By "philosophical or ideological" grounds, I mean that researchers just simply do not feel comfortable with the idea that infectious microbes in common circulation can trigger and/or maintain chronic disease. Because accepting such an idea would of necessity lead to a radical re-evaluation of how we understand, prevent and treat chronic disease.
Thus I question whether there some kind of ideological dislike in the minds of many researchers against the idea infectious microbes could play a major role in disease.
Accepting the possibility of a microbial etiology in chronic disease does not of course imply that other etiological avenues should be ignored. For example, POTS (postural orthostatic tachycardia syndrome) often appears after viral infection, and preliminary studies show that POTS may be driven by autoimmunity.

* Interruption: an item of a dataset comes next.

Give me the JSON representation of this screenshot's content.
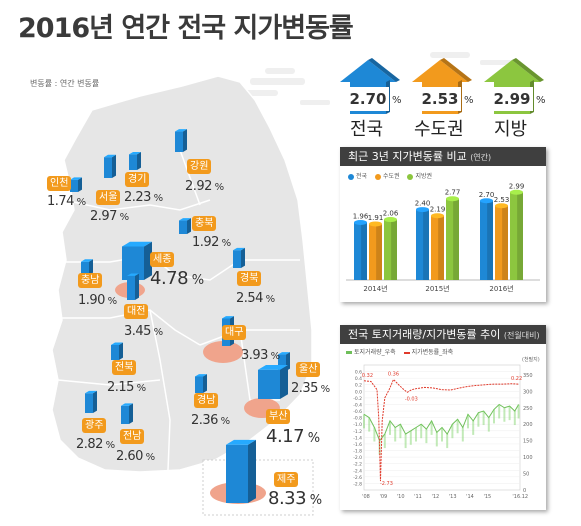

Thus these two (tentative) facts suggest that under certain conditions, infection might play a role in triggering and/or maintaining autoimmunity in POTS.
Now, it may well turn out that it's easier and more effective to treat POTS by treating the autoimmunity than by treating the viral infection (not least because medical science does not at present have much in the way of good antivirals). However, it would not seem a good idea to suppress research on the viral angle on POTS, just because the autoimmunity in POTS may be an easier route to treat this disease.